- Genre: Comedy drama
- Created by: Lance Madrid III
- Starring: Shirley Jones
- Opening theme: "Here Is Where the Love Is" performed by Shirley Jones
- Composer: Ben Lanzarone
- Country of origin: United States
- Original language: English
- No. of seasons: 1
- No. of episodes: 13

Production
- Running time: 60 minutes
- Production companies: Ten Four Productions Universal Television

Original release
- Network: NBC
- Release: October 26, 1979 – January 25, 1980

= Shirley (TV series) =

American comedy-drama television series

Shirley is an American comedy-drama television series that aired on NBC from October 26, 1979, until January 25, 1980.

==Premise==
A recent widow moves from New York City to a small town with her three children, her stepson and her housekeeper.

==Cast==
- Shirley Jones as Shirley Miller
- Patrick Wayne as Lew Armitage
- Peter Barton as Bill Miller
- Rosanna Arquette as Debra Miller
- Bret Shryer as Hemm Miller
- Tracey Gold as Michelle Miller
- John McIntire as Dutch McHenry
- Ann Doran as Charlotte McHenry
- Cindy Eilbacher as Tracey McCord

==Episodes==

| No. | Title | Directed by | Written by | Original release date |
| 1 | "Is This What Dad Really Wanted?" | Stan Lathan | Greg Strangis and Gwen Bagni & Paul Dubov | October 26, 1979 |
Shirley Miller, a widow with four children, moves her family from New York to Lake Tahoe.
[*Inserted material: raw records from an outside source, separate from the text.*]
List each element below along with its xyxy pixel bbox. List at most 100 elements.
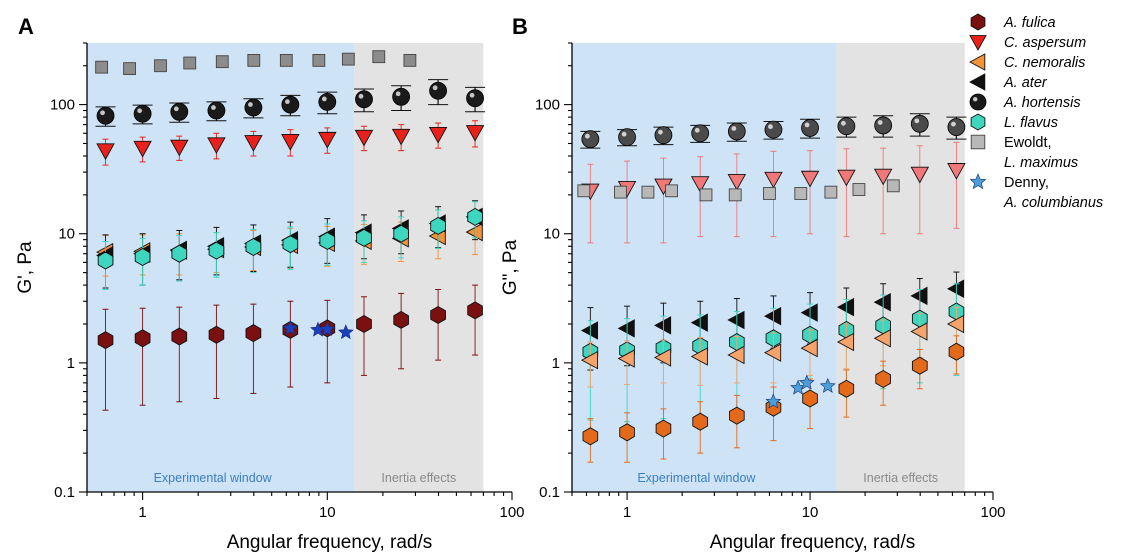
data-point-denny-a-columbianus	[282, 320, 299, 336]
data-point-denny-a-columbianus	[798, 374, 815, 390]
legend-entry-ewoldt-l-maximus: Ewoldt, L. maximus	[970, 134, 1078, 171]
data-point-c-aspersum	[690, 176, 710, 193]
data-point-c-aspersum	[800, 170, 820, 188]
region-inertia-effects	[354, 43, 484, 492]
y-tick-label: 0.1	[54, 484, 75, 501]
data-point-a-hortensis-highlight	[137, 108, 143, 114]
data-point-c-aspersum	[96, 143, 115, 161]
data-point-ewoldt-l-maximus	[824, 185, 838, 199]
data-point-a-ater	[617, 319, 635, 338]
data-point-a-hortensis	[281, 95, 300, 114]
data-point-ewoldt-l-maximus	[372, 50, 386, 64]
data-point-ewoldt-l-maximus	[852, 183, 866, 196]
legend-label: A. columbianus	[1003, 195, 1103, 211]
data-point-a-hortensis	[96, 106, 115, 125]
data-point-a-hortensis	[727, 122, 746, 141]
series-a-hortensis	[580, 113, 967, 149]
data-point-ewoldt-l-maximus	[247, 53, 261, 67]
data-point-a-hortensis-highlight	[248, 102, 253, 107]
data-point-a-ater	[727, 310, 745, 330]
data-point-ewoldt-l-maximus	[763, 187, 776, 200]
series-c-aspersum	[96, 120, 485, 166]
data-point-ewoldt-l-maximus	[123, 62, 136, 76]
data-point-l-flavus	[245, 237, 262, 257]
series-denny-a-columbianus	[282, 320, 354, 340]
data-point-a-fulica	[393, 310, 409, 329]
data-point-a-fulica	[729, 406, 745, 425]
data-point-ewoldt-l-maximus	[665, 184, 678, 198]
data-point-a-hortensis-highlight	[914, 118, 920, 124]
data-point-a-hortensis	[392, 87, 411, 106]
data-point-ewoldt-l-maximus	[154, 59, 167, 73]
y-tick-label: 0.1	[539, 484, 560, 501]
x-tick-label: 10	[802, 504, 819, 521]
legend-label: L. maximus	[1004, 155, 1078, 171]
data-point-ewoldt-l-maximus	[577, 184, 591, 198]
data-point-a-hortensis-highlight	[469, 92, 475, 98]
legend-entry-a-ater: A. ater	[969, 73, 1048, 91]
data-point-a-hortensis-highlight	[621, 131, 627, 137]
data-point-a-hortensis-highlight	[432, 85, 438, 91]
data-point-a-hortensis-highlight	[877, 120, 883, 125]
data-point-c-nemoralis	[465, 222, 483, 242]
data-point-a-fulica	[356, 314, 372, 334]
data-point-a-hortensis	[947, 118, 966, 136]
legend-entry-c-aspersum: C. aspersum	[969, 35, 1086, 51]
data-point-ewoldt-l-maximus	[614, 185, 627, 199]
panel-letter: B	[512, 14, 528, 39]
data-point-a-hortensis-highlight	[841, 120, 846, 126]
data-point-ewoldt-l-maximus	[886, 179, 900, 193]
legend-marker	[969, 93, 987, 111]
y-tick-label: 1	[67, 355, 75, 372]
data-point-c-aspersum	[764, 171, 783, 189]
data-point-a-hortensis	[318, 92, 337, 111]
data-point-ewoldt-l-maximus	[641, 185, 655, 199]
data-point-a-hortensis	[764, 120, 783, 139]
data-point-a-hortensis	[207, 101, 226, 120]
data-point-a-hortensis	[466, 89, 484, 108]
legend-label: L. flavus	[1004, 115, 1058, 131]
data-point-a-fulica	[467, 301, 483, 320]
data-point-c-aspersum	[281, 134, 300, 151]
data-point-a-hortensis-highlight	[694, 127, 700, 133]
data-point-a-hortensis-highlight	[658, 129, 663, 135]
data-point-a-hortensis-highlight	[804, 122, 810, 128]
legend-entry-a-fulica: A. fulica	[970, 13, 1056, 31]
x-tick-label: 100	[499, 504, 524, 521]
data-point-c-nemoralis	[836, 332, 855, 352]
legend-entry-denny-a-columbianus: Denny, A. columbianus	[969, 173, 1103, 211]
data-point-l-flavus	[356, 228, 372, 247]
data-point-c-nemoralis	[910, 322, 928, 341]
legend-label: A. hortensis	[1003, 95, 1081, 111]
data-point-ewoldt-l-maximus	[183, 56, 197, 70]
legend-label: Denny,	[1004, 175, 1049, 191]
data-point-a-fulica	[655, 419, 672, 438]
data-point-l-flavus	[393, 224, 409, 243]
data-point-a-fulica	[208, 325, 225, 344]
data-point-a-fulica	[171, 327, 188, 346]
data-point-l-flavus	[134, 247, 151, 267]
data-point-a-hortensis	[910, 114, 929, 133]
panel-letter: A	[18, 14, 34, 39]
data-point-l-flavus	[208, 241, 225, 260]
data-point-a-fulica	[97, 331, 114, 350]
data-point-c-aspersum	[727, 173, 747, 191]
legend-label: C. aspersum	[1004, 35, 1086, 51]
data-point-a-hortensis-highlight	[768, 124, 773, 130]
data-point-ewoldt-l-maximus	[341, 52, 355, 66]
legend-label: A. fulica	[1003, 15, 1056, 31]
data-point-c-nemoralis	[946, 314, 965, 334]
data-point-c-nemoralis	[617, 349, 635, 368]
data-point-l-flavus	[319, 231, 336, 250]
legend-marker	[969, 173, 987, 190]
data-point-a-hortensis	[801, 119, 819, 137]
y-tick-label: 10	[543, 226, 560, 243]
legend-label: Ewoldt,	[1004, 135, 1052, 151]
data-point-a-ater	[946, 279, 965, 299]
series-ewoldt-l-maximus	[95, 50, 417, 76]
data-point-l-flavus	[97, 251, 114, 270]
data-point-a-fulica	[582, 427, 599, 446]
legend-entry-a-hortensis: A. hortensis	[969, 93, 1081, 111]
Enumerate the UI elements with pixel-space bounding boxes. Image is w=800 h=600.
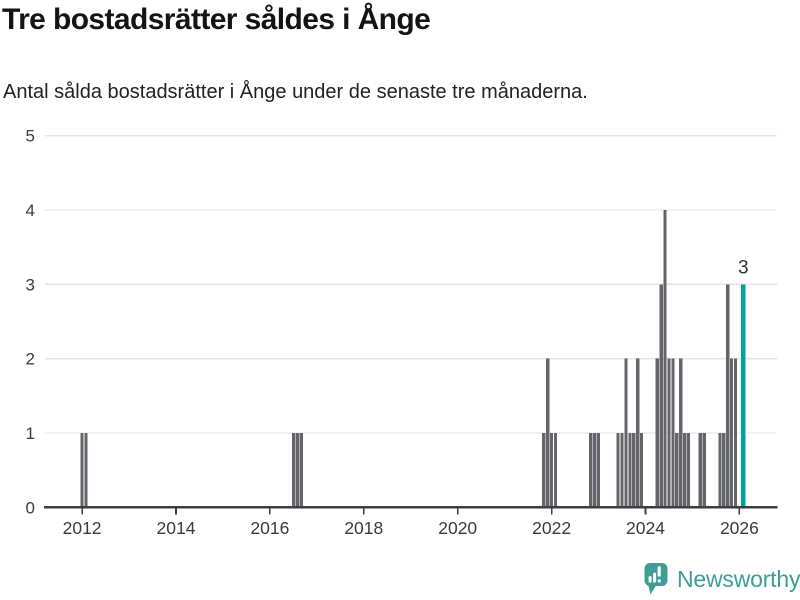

Upon arrival they discover their new home is being fumigated.
| 2 | "Hard Hat" | Gene Nelson | Dusty Kay | November 2, 1979 |
Shirley gets a job as a construction-firm paymaster, but the men resent her position. Guest stars: Michael Cavanagh and Joseph V. Perry.
| 3 | "Son of a Gun" | Gerald Mayer | Terry Hart | November 9, 1979 |
Shirley is less than delighted over Bill's news that he found his father's gun.
| 4 | "Things Your Mother Forgot to Tell You" | Mel Ferber | Greg Strangis and Gwen Bagni & Paul Dubov | November 23, 1979 |
Shirley becomes a substitute teacher in a sex education class.
| 5 | "The One That Got Away" | Unknown | Pat Green & Chris Manheim | November 30, 1979 |
Bill's haughty mother wants him to leave Shirley and the family and live permanently in Paris. Guest star: Claudette Nevins.
| 6 | "Play on Words" | William F. Claxton | Dave Hackel & Steve Hattman | December 7, 1979 |
A student athlete disrupts substitute teacher Shirley's class and she is angered when the vice-principal insists that she overlook the behavior. Guest stars: Robin Strand and Michael Parks.
| 7 | "Twenty Years to Life" | Stan Lathan and Alan Myerson | Jaqueline Simmel-McKane & Joel Arthur Tappis | December 14, 1979 |
While substitute teaching, Shirley flunks an elite athlete which keeps him benched. Shirley finds out the student's older brother is the vice principal at the school which creates conflict. Guest stars: Tyne Daly and Bonnie Bartlett
| 8 | "Separate Agendas" | William F. Claxton | Dave Hackel & Steve Hattman | December 21, 1979 |
Debra (Rosanna Arquette) does not trust the divorced man (Edward Winter) who is going out of his way to get into Shirley's good graces.
| 9 | "Visions of Christmas Past" | Robert Birnbaum | Story by : Lance Madrid III and Greg Strangis & Gwen Bagni & Paul Dubov Teleplay by : Lance Madrid III | December 28, 1979 |
During Christmas time, Shirley recalls the happy moments with her husband and the tragic news of his death. Guest star: Peter Haskell.
| 10 | "On the Skids" | Alan Myerson | Chris Manheim & Pat Green | January 4, 1980 |
Shirley is stunned when she learns Lew (Patrick Wayne) is a 'borderline' alcoholic. Guest star: Frank Marth.
| 11 | "Fenced In" | Unknown | Parke Perine | January 11, 1980 |
Shirley has to tell the Hemms that their son is a thief.
| 12 | "The Three Dates of Shirley Miller" | Michael Preece | Mary-David Sheiner & Sheila Judis Weisberg | January 18, 1980 |
After two disastrous blind dates, Shirley is convinced bachelor number three is the right man, until the roof falls in.
| 13 | "Teddy Roosevelt Slept Here" | Mel Ferber | Story by : Sandra Kay Siegel Teleplay by : Dave Hackel & Steve Hattman | January 25, 1980 |
A historical society claims Teddy Roosevelt once slept in Shirley's house and subsequently invades her home. Guest stars: Jeanette Nolan, Robin Eisenman and Linda Hamilton.